12) Toute chose véritable, c’est-à-dire toute Idée, est engagée dans un processus d’auto-réalisation.
Elle se fait être et connaître à partir de sa présupposition donnée. Cependant, ce qu’elle est
n’est pas déductible du commencement de son processus, car elle ne se rend effective qu’en
niant son origine.
13) Le fini ne provient pas de l’infini, mais, tout au contraire, c’est contre le fini que l’infini vient au
jour. Nulle activité idéalisante n’est concevable sans un « il y a » préalable.
14) On peut considérer que l’importance reconnue au donné constitue un retour au kantisme, par-
delà Fichte et le Schelling de la philosophie de l’identité. Allons plus loin : le donné est pris
355
davantage au sérieux par Hegel que par Kant, dans la mesure où ce dernier ne pense la réceptivité
du sujet fini que par contraste avec la spontanéité d’un entendement divin intuitif qui ferait exister
ses objets.
15) Le troisième terme d’un cycle systématique ne consiste pas à découvrir une médiation qui aurait
toujours été déjà là, mais à se produire comme principe intérieur unitaire. Le « retour à soi » – qui
n’est pas un retour en arrière – est l’auto-position décisionnelle d’un soi souverain.
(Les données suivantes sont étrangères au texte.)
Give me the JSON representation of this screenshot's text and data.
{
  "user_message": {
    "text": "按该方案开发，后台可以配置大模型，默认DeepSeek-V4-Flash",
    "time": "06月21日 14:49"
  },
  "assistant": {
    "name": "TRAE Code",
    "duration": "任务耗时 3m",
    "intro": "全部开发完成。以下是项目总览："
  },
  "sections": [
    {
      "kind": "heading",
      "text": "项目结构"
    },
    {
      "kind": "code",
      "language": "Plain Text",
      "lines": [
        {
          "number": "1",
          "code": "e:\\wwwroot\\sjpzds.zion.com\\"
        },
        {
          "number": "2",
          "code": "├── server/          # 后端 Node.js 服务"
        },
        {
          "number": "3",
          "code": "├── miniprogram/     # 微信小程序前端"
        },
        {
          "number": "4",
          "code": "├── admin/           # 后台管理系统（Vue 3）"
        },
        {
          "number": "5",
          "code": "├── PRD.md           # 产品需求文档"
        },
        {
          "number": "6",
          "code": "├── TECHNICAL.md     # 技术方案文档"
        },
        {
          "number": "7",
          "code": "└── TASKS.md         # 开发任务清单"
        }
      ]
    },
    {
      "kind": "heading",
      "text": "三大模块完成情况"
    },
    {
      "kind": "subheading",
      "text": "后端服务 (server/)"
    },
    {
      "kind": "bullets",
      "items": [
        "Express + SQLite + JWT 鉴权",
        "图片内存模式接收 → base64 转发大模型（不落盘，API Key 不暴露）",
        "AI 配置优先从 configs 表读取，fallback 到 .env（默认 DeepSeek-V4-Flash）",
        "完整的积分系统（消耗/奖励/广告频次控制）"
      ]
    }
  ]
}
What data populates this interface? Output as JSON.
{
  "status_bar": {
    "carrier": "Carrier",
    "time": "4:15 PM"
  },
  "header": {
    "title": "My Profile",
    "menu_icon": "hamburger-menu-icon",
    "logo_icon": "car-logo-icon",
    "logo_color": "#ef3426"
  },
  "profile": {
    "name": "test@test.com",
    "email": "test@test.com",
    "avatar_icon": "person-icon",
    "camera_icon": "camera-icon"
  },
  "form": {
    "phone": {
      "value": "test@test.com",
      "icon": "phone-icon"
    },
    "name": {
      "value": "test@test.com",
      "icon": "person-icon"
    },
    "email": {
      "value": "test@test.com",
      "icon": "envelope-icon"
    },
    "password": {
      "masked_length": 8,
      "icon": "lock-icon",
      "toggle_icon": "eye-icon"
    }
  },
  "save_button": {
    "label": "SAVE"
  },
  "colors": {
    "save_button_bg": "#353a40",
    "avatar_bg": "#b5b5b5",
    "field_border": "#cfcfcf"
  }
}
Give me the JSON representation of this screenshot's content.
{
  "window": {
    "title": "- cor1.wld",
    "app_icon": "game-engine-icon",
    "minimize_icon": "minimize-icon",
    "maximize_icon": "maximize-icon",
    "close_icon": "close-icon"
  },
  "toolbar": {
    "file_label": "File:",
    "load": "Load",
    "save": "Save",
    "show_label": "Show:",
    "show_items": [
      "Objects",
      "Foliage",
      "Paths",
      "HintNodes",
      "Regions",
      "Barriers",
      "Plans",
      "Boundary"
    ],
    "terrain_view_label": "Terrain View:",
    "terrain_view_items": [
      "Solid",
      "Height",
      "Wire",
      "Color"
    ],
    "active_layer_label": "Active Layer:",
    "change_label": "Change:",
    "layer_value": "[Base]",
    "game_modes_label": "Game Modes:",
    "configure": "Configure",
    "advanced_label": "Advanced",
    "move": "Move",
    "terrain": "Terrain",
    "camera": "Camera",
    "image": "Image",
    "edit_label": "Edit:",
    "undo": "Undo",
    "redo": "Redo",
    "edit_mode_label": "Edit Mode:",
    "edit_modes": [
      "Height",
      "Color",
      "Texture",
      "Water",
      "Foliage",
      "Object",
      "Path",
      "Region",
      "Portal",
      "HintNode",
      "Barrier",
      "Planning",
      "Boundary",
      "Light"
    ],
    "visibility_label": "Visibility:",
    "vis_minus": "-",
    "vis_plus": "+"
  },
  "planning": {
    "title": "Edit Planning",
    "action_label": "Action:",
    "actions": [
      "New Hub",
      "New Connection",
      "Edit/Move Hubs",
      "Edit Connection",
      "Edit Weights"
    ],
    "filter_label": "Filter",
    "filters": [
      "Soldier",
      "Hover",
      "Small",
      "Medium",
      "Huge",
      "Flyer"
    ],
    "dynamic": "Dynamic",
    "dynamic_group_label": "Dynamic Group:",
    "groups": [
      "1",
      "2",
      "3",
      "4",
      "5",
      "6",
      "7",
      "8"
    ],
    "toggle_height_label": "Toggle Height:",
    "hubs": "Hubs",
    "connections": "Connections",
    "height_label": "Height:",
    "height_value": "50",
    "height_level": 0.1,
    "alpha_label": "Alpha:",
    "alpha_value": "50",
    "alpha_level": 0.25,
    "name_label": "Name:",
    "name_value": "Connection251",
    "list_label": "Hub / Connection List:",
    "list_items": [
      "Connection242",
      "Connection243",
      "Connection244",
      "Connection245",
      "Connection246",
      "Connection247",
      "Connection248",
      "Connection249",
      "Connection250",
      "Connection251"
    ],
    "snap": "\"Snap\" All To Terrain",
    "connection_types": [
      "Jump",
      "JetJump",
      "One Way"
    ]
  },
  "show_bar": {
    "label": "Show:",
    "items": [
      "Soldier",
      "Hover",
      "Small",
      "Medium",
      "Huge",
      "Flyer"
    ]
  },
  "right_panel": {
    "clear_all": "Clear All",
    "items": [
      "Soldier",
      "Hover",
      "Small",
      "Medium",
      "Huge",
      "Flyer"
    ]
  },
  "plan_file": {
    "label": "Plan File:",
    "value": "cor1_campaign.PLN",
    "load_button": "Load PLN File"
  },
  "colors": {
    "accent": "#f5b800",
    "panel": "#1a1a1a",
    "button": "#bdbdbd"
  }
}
16) Le système hégélien n’est pas téléologique, au sens où le commencement aspirerait à l’achèvement,
ou encore au sens où l’immédiateté garantirait par elle-même l’accès à l’auto-médiation. Si par
télos on entend une instance rationnelle intérieure qui gouverne actuellement le devenir de
l’objectivité, alors le télos n’est présent que dans le troisième moment d’un cycle quelconque et
s’oppose, à ce titre, aux deux moments antérieurs caractérisés soit par l’absence de médiation
(premier moment), soit par une médiation seulement extérieure (deuxième moment).
17) Insistons : le télos, dans le troisième moment, ne se réalise pas tel quel dans l’objectivité mais au
prix de sa négation. Car son insertion dans l’objectivité implique le changement de son contenu.
Même dans un moment téléologique, le devenir est novateur.
18) Les propositions bien connues selon lesquelles « l’effectif est rationnel », « la raison gouverne le
monde », ou encore « le vrai est sujet », d’une part ont un sens structural en ce que leur signification
particulière change selon le cycle considéré, d’autre part ne valent jamais que pour le troisième
moment de chaque cycle.
19) Hegel réforme la problématique de la nécessité et de la contingence. À ses yeux, la question n’est
pas de savoir si un être quelconque est ou non inscrit avec une nécessité géométrique dans
l’enchaînement des causes et des effets. Et il ne s’agit pas non plus de savoir s’il est en droit connu
de toute éternité par un hypothétique entendement infini. La question est de savoir si un moment
quelconque est immédiat (moment de la possibilité au sens de l’existence seulement formelle),
extérieurement médiatisé (moment de la contingence au sens de la dépendance à l’égard de l’autre)
ou intérieurement médiatisé (moment de la nécessité, au sens de l’auto-fondation).
20) Une médiation se rapporte à un donné pour le modifier de l’extérieur ou l’organiser de l’intérieur :
cependant elle n’abolit pas son immédiateté mais se borne à l’assujettir. La nécessité se fait donc
valoir sur le terrain même de la contingence.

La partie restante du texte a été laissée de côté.